1984 yılında gazeteciliğe başladığını belirten Yrd. Doç. Dr. Esra Arsan basının ikitelli’ye taşınmadan önceki “Babıali dönemi”nde sendikanın güçlü varlığı nedeniyle medya patronlarına karşı gazetecilik faaliyetlerinin başarıyla savunulabildiğini anlattı. Arsan, dünyadaki ekonomik değişimin Türkiye’yi de değiştirdiğini, bunun sonucunda basın sektöründe gazetecilik örgütlerinin varlığının zayıfladığını, sonuçta da gazeteciliğin bundan zarar gördüğünü vurguladı.

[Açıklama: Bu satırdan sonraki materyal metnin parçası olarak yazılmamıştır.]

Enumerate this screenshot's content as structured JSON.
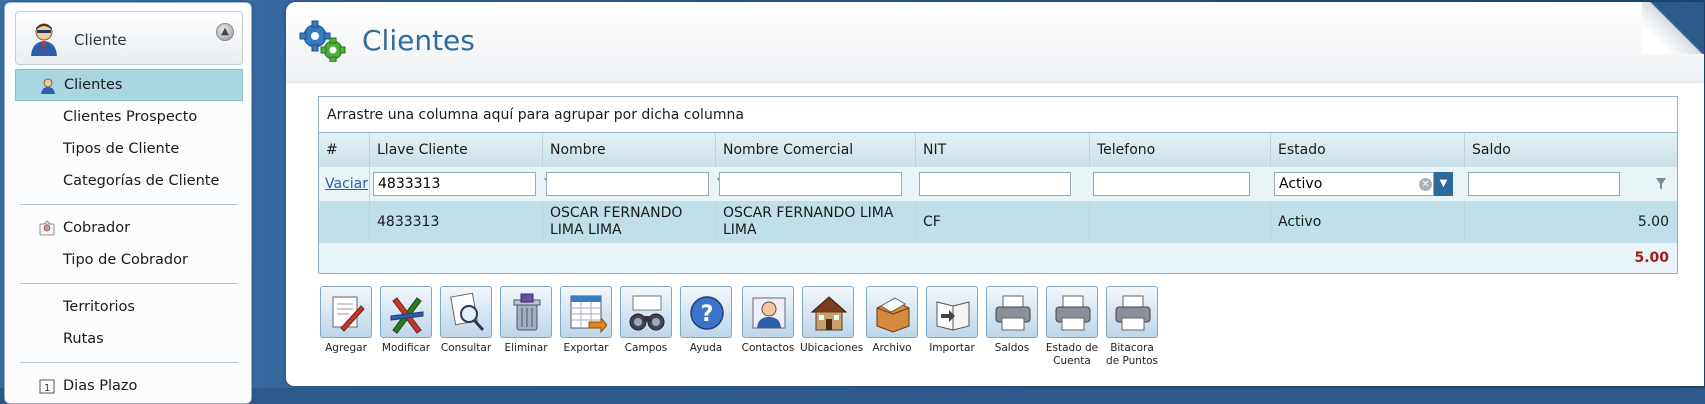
{
  "sidebar": {
    "header_title": "Cliente",
    "items": [
      {
        "label": "Clientes"
      },
      {
        "label": "Clientes Prospecto"
      },
      {
        "label": "Tipos de Cliente"
      },
      {
        "label": "Categorías de Cliente"
      },
      {
        "label": "Cobrador"
      },
      {
        "label": "Tipo de Cobrador"
      },
      {
        "label": "Territorios"
      },
      {
        "label": "Rutas"
      },
      {
        "label": "Dias Plazo"
      }
    ]
  },
  "main": {
    "title": "Clientes"
  },
  "grid": {
    "group_hint": "Arrastre una columna aquí para agrupar por dicha columna",
    "columns": [
      "#",
      "Llave Cliente",
      "Nombre",
      "Nombre Comercial",
      "NIT",
      "Telefono",
      "Estado",
      "Saldo"
    ],
    "filter": {
      "clear_label": "Vaciar",
      "llave_cliente": "4833313",
      "nombre": "",
      "nombre_comercial": "",
      "nit": "",
      "telefono": "",
      "estado": "Activo",
      "saldo": ""
    },
    "rows": [
      {
        "num": "",
        "llave_cliente": "4833313",
        "nombre": "OSCAR FERNANDO LIMA LIMA",
        "nombre_comercial": "OSCAR FERNANDO LIMA LIMA",
        "nit": "CF",
        "telefono": "",
        "estado": "Activo",
        "saldo": "5.00"
      }
    ],
    "total_saldo": "5.00"
  },
  "toolbar": {
    "buttons": [
      {
        "label": "Agregar",
        "icon": "add-document-icon"
      },
      {
        "label": "Modificar",
        "icon": "edit-pencils-icon"
      },
      {
        "label": "Consultar",
        "icon": "magnifier-document-icon"
      },
      {
        "label": "Eliminar",
        "icon": "trash-icon"
      },
      {
        "label": "Exportar",
        "icon": "export-spreadsheet-icon"
      },
      {
        "label": "Campos",
        "icon": "binoculars-icon"
      },
      {
        "label": "Ayuda",
        "icon": "help-icon"
      },
      {
        "label": "Contactos",
        "icon": "contacts-icon"
      },
      {
        "label": "Ubicaciones",
        "icon": "house-icon"
      },
      {
        "label": "Archivo",
        "icon": "file-box-icon"
      },
      {
        "label": "Importar",
        "icon": "import-book-icon"
      },
      {
        "label": "Saldos",
        "icon": "printer-icon"
      },
      {
        "label": "Estado de Cuenta",
        "icon": "printer-icon"
      },
      {
        "label": "Bitacora de Puntos",
        "icon": "printer-icon"
      }
    ]
  },
  "colors": {
    "accent": "#2e6d9e",
    "selected_row": "#bfe0e8",
    "total": "#a02020"
  }
}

Reklamveren düzeltebilir mi?
Marmara Üniversitesi’nden Prof. Dr. Melda Cinman da gazeteciliğin iki var oluş amacını, “halkı bilgilendirmek” ve “halkı manipüle etmek” olarak tanımladı. Medyanın iş adamlarının ve holdinglerin elinde olduğunu her bir gün yenisi eklenen Doğan, Çalık, Ciner vb. grupların medyayı tekelinde tuttuğunu belirterek, bu işadamlarının da yalnızca “kar maksimizasyonu” amacına hizmet ettiklerini söyledi. Cinman, mevcut sistemle ortaya çıkan kötü durumun ancak reklamverenlerin zorlamasıyla daha düzeyli bir yere çekilebileceğini kanısında olduğu anlattı.
Maltepe Üniversitesi’nden Prof. Dr. Betül Çotuksöken ise gazeteciliğin toplum ve etikle olan ilişkisine değindi. Var olan parametreler ve olması gerekenleri “insan dünya bilgi” çerçevesinde değerlendirerek iletişim fakültelerinin mercek altına alınması gerekliliğini, karar vericilerin yapmaları gerekenleri etik tabanlı hukuk kapsamında değerlendirmelerinin önemini vurguladı.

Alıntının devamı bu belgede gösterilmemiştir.